Toni Morrison's Nobel Prize Speech (1993)/Jean-Paul Sartre's Nobel Prize Rejection Letter (1964)

(originally discussed on 3/5/2020)

This week, we will read Toni Morrison's 1993 Nobel Prize in Literature acceptance speech alongside Jean-Paul Sartre's 1964 rejection of his Nobel Prize. While reading Morrison's speech, it is important to study the mechanical parts of her narrative and the language she uses. She often juxtaposes phrases that are meant to signify fantasy and universality such as "Once upon a time..." against explanations of limitations imposed by the specific context of the speaker ("In the version I know..."). In doing this, the reader/listener is forced to consider not only how the colonial history of the English language makes it difficult for a reader to believe that an author marked as a black woman is telling the "Truth," but also how the idea of Morrison individually telling a "black woman's Truth" is impossible. It is also important to consider that Morrison gave her speech in front of the entire Swedish monarchy, many international dignitaries, scientists, and renowned literary and cultural figures. In a sense, she was tasked with writing a speech which Empire did not wish to hear but needed to perform hearing in order to justify its continued claim to power. 

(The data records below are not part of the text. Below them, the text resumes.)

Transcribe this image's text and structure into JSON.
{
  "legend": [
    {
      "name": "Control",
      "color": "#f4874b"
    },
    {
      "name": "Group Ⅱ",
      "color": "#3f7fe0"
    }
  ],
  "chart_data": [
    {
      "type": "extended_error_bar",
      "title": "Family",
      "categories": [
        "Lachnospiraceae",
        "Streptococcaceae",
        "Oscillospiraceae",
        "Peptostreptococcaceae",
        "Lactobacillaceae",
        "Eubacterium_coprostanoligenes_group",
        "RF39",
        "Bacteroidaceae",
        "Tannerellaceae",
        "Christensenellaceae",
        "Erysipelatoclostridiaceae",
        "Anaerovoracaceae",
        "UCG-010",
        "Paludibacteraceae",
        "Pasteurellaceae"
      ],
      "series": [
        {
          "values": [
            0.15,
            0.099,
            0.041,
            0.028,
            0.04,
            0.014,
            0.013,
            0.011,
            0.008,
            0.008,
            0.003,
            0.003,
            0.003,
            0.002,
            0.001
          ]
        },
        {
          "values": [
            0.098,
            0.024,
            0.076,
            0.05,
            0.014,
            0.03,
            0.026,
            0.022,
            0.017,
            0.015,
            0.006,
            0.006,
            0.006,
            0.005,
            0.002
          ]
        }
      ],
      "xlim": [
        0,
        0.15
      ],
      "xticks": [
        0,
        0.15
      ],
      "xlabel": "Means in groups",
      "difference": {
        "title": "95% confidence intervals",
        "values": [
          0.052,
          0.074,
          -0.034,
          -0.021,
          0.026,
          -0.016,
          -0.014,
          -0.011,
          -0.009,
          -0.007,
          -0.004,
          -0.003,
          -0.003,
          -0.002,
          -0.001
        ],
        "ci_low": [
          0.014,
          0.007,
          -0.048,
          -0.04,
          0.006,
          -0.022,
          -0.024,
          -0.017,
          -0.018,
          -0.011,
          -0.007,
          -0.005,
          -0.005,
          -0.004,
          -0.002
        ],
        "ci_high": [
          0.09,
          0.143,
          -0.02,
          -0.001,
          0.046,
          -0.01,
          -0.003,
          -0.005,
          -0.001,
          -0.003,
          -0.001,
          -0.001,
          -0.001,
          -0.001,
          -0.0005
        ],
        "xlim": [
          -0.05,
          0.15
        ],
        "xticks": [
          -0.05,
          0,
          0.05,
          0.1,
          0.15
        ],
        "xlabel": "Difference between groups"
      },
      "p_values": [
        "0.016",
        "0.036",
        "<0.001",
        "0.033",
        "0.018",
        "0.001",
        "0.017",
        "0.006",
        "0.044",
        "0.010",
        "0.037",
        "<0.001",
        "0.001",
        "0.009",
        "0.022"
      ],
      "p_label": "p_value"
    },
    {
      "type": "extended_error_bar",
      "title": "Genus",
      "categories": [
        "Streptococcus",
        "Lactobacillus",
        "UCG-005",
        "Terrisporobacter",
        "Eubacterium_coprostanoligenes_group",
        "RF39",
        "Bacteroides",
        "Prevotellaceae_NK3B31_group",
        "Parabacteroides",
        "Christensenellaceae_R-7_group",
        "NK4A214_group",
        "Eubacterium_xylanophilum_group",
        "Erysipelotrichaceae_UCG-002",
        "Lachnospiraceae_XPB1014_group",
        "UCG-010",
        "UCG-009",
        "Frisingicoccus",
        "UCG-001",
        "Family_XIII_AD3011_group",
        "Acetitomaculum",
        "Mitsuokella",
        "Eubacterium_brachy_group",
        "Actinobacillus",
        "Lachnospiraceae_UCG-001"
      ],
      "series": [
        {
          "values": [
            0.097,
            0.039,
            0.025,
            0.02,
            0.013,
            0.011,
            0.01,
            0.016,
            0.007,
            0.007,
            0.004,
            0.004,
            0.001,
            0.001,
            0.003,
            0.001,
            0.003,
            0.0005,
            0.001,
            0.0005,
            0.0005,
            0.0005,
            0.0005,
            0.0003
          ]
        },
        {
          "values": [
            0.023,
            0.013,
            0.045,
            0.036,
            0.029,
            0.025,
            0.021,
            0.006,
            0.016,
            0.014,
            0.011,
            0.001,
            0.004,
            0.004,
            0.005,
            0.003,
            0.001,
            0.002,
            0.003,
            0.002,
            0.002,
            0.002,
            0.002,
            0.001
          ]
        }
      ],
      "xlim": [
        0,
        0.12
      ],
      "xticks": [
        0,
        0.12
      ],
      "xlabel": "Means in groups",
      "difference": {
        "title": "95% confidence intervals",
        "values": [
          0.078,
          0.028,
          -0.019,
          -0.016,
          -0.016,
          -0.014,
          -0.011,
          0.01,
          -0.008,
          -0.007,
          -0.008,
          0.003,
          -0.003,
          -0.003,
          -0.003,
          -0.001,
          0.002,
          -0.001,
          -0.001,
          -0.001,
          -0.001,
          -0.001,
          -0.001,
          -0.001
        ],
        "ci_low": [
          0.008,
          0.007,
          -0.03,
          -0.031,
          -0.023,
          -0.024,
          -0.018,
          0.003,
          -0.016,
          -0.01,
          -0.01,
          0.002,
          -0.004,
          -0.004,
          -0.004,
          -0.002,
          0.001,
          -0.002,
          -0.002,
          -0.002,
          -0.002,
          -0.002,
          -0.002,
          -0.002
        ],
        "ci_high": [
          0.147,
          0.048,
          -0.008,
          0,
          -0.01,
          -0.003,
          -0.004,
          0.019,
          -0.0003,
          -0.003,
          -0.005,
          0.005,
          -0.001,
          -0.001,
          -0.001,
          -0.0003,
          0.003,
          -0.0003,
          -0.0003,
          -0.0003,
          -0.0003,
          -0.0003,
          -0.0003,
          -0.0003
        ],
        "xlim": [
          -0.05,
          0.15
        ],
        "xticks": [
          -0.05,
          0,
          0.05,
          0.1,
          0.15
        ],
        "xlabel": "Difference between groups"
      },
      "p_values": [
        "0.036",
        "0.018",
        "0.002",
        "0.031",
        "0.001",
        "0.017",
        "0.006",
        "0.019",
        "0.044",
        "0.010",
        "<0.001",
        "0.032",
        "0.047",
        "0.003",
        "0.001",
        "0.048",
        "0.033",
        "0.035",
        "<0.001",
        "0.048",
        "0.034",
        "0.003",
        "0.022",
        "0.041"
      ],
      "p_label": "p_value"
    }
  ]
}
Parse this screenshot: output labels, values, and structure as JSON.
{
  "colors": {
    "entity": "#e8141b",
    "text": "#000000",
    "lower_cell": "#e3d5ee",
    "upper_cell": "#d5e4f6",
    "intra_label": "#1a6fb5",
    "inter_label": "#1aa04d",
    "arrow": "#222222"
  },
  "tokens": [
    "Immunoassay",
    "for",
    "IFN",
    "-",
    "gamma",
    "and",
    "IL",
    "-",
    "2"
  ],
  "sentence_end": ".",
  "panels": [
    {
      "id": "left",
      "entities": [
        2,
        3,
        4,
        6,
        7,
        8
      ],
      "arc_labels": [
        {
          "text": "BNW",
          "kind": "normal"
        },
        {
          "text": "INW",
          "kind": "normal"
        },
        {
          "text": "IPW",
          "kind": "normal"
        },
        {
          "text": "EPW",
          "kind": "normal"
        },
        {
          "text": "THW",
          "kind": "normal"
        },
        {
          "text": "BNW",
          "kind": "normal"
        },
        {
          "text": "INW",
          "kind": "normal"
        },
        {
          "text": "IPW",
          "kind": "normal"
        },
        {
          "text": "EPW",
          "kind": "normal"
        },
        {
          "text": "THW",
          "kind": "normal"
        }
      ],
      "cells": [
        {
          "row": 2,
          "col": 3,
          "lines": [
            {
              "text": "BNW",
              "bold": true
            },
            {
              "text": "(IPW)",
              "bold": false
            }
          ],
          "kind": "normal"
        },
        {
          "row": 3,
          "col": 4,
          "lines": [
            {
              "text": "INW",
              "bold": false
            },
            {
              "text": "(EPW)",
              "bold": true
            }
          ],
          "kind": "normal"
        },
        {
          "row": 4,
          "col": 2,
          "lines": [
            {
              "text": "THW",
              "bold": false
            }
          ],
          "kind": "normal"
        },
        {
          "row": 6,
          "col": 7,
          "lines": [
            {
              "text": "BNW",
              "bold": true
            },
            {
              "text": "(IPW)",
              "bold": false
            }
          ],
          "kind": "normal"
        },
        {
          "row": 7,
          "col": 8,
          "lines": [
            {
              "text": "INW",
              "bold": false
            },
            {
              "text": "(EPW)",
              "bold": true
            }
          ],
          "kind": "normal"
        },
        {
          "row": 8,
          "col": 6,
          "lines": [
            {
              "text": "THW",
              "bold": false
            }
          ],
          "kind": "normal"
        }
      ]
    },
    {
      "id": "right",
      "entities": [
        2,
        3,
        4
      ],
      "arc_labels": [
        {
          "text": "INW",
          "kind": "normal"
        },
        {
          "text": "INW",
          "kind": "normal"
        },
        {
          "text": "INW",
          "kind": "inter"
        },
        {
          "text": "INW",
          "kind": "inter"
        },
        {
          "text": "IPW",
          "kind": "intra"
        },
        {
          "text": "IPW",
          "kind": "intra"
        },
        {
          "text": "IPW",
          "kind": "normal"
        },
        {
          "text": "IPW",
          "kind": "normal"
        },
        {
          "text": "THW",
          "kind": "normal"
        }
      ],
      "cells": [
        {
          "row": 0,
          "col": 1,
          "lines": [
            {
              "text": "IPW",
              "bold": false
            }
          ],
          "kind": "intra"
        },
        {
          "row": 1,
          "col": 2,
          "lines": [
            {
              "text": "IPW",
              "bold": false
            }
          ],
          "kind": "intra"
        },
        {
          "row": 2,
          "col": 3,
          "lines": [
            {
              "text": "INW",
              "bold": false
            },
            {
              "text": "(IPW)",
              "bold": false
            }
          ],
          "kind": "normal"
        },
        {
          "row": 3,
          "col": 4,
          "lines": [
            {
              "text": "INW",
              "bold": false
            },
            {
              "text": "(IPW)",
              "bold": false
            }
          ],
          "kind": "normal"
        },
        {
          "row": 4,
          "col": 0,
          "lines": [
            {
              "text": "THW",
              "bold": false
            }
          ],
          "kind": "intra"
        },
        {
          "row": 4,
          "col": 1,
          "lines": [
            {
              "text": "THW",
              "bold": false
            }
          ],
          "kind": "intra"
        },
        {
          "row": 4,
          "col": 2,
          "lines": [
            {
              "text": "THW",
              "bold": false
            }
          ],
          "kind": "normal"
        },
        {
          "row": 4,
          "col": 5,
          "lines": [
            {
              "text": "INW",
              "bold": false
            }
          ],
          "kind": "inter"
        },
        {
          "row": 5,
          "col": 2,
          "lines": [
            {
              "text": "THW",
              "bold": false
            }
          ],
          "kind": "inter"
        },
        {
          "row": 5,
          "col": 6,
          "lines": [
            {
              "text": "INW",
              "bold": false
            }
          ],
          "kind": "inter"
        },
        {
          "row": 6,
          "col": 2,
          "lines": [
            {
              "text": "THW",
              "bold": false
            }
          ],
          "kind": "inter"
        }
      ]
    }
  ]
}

Nearly thirty years before Morrison accepted her Nobel Prize, the existentialist philosopher, playwright, novelist, and poet Jean-Paul Sartre rejected his in a statement made to the Swedish press. Sartre rose to prominence following the publication of his 1938 novel, Nausea, which is narrated as the diary of a young white male French philosophy student who returns from a long trip to North Africa, Asia, and Eastern Europe and finds himself totally alienated, isolated, and suffering within his old French bourgeois life. Sartre was also intellectually and personally close to Simone de Beauvoir, whose text The Second Sex is credited with expanding existentialist ideas into feminist theory, as well as Frantz Fanon, whose texts Black Skins, White Masks and The Wretched of the Earth follow his critiques of the psychological effects of French colonial rule in Martinique and Algeria. Sartre, de Beauvoir, and Fanon are all connected through their interest in examining the social construction of a self-other relationship, as well as the profound suffering which emerges from the feeling of being totally alienated from or oppressed within one's society. I would venture to say that Morrison offers us a template for a black feminist or black women's existentialism in her Nobel Prize speech, as well as in novels such as Sula  and The Bluest Eye, which seek to narrate the world from the vantage point of black women who are suffering and alienated from their communities.